How long is a chinaman
I wrote before about the problem with proper nouns. The problem is how to recognize the name of a person in a sentence, when this name is not part of the lexicon. At that point I thought that the problem needed to be solved in the lexer, because when the parser starts, the possible parts-of-speech of all words needs to be known. And I thought that a person's name, like "Johnny Mnemonic" needed to be presented to the parser as a single lexeme, of the category "proper noun".
I ran into two problems with this approach: the first one is that you need to build a small parser inside your lexer in order to recognize proper nouns. This requires you to put a lot of domain knowledge about the structure of proper nouns into code, and that's bad. A NLP engine should always strive for maximum declarative representation of its domain knowledge, so that its users may be able to change it without programming.
The other problem was that it is slow. For every sequential combination of words in a sentence, you need to determine wether it is a proper noun. I added an artifical limit of 5 words, but names may be even longer.
I wanted to solve the problem by creating rewrite rules for proper nouns that could be processed by the parser. For this purpose I needed to introduce a phrase that combined the distinct proper nouns of a name. And I needed to find a part-of-speech for insertions like "de", "van", and "der".
This proved quite simple. The phrase I came up with is "Proper Name (PN)". A proper noun is a single word. A proper name can be a single word, but also multiple words. See Wikipedia
Here's an example of some rewrite rules for proper names:
PN := propernoun insertion propernoun (example: Jan de Wit)
PN := propernoun propernoun propernoun (example: Anne Isabella Milbanke)
PN := propernoun propernoun (example: Johnny Mnemonic)
PN := propernoun (example: Jan)
NP := PN
This may not solve all problems with names, but for the names I am currently using, it suffices.
This solution tries to find proper nouns only where a noun phrase is expected, so that skips a lot of places and is faster.
Which words can be proper nouns?
This leaves us with the question of which words to consider proper nouns. Let's start with a simple rule:
Any word can be a proper noun.
This fails very badly, check the following sentence:
How many children saw the movie?
"How many children" can be parsed as a proper name (propernoun propernoun propernoun). But that's silly isn't it. Why? Because these are just normal words that occur in the lexicon.
So what about this rule:
Any word that is not in the lexicon can be a proper noun.

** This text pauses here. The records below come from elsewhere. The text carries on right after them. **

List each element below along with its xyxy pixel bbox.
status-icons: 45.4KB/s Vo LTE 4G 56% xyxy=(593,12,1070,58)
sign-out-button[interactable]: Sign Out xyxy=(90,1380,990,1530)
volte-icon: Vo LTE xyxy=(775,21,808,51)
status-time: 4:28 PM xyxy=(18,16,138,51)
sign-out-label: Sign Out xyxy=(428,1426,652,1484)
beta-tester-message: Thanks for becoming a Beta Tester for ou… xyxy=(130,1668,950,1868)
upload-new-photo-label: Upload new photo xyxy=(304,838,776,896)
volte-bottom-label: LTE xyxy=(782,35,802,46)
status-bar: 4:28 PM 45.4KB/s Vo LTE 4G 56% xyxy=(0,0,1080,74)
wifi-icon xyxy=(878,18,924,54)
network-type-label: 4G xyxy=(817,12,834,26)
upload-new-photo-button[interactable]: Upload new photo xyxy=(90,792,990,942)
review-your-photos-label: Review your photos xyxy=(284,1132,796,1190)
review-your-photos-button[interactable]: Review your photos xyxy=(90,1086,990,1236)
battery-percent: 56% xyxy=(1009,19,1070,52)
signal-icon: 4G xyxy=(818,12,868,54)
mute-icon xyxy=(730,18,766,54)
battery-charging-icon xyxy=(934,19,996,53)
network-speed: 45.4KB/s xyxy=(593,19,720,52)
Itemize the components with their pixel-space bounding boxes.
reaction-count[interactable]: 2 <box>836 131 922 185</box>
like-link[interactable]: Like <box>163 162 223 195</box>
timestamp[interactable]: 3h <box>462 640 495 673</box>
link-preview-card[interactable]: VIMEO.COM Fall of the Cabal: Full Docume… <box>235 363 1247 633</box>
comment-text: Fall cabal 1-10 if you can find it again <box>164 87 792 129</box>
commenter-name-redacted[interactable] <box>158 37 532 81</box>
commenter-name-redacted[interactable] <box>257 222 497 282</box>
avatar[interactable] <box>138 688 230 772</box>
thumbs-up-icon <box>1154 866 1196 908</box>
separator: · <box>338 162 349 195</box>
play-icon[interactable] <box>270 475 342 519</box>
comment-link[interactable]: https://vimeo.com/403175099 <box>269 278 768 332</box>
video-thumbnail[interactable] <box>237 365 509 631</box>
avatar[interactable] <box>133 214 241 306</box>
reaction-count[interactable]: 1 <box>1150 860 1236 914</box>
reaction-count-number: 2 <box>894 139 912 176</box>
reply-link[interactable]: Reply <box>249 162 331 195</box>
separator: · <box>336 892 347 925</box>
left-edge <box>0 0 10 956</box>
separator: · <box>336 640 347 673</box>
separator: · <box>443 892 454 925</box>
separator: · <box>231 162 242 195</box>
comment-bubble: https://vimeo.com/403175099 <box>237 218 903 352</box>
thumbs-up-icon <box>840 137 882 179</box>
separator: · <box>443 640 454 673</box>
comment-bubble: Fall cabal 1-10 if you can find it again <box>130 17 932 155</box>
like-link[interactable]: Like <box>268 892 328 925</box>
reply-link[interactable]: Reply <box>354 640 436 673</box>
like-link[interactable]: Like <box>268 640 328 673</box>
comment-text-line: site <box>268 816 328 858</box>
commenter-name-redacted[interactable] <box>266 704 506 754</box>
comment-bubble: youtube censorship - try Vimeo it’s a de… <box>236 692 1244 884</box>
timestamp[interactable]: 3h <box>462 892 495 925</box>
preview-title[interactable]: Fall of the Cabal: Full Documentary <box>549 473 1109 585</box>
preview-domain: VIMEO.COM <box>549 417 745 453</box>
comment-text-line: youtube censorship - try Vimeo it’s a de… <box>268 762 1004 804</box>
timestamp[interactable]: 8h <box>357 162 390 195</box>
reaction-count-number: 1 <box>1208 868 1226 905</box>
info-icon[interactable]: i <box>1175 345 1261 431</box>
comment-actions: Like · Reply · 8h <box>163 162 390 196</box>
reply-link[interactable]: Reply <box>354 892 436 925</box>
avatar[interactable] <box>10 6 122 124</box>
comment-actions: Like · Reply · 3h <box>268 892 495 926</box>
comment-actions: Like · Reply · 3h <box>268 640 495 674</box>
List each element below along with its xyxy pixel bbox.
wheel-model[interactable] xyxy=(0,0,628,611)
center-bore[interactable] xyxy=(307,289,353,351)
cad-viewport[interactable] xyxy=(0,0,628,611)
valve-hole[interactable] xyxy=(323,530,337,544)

This is a lot better, but in my integration tests English and Dutch sentences are mixed and the agent will happily start parsing a Dutch sentence as if it was English.
Hoeveel kinderen had Lord Byron?
Now "Hoeveel kinderen" is parsed as a proper name (propernoun propernoun). Maybe your engine uses only texts in a single language and this problem doesn't exist. For me, I solved it by adding the constraint that a proper name must start with a capital.
OK, but what about the perfectly normal sentence:
How Long is a chinaman.
or the statement about the band with the funny name "the The"?
The The is brilliant.
For these names to be recognized, we can add them explicitly to the lexicon, but we must request that they be written with a capital.
The last rule is then:
Words can be proper nouns if they start with a capital letter.
The problem with this rule is that people often leave out the capital letters of proper nouns. For my application this is not a problem, because I require input sentences to be grammatically correct.
But what about this chinaman?
For those of you interested in the original question, Answers.com has the answer:
My father's response was always, "So Long is his sister."
and some guy's reply:
Hate to disagree with your father but since in chinese the family name comes first, How Soon is the name of his close relative.
If you want to distinguish between the given name (Long) and the family name (How), you could use features. A name like "How" is then listed in the lexicon as a proper noun with the feature "familyname = 'How'". The PN will then inherit the features of its children: "givenname = 'Long', familyname = 'How'".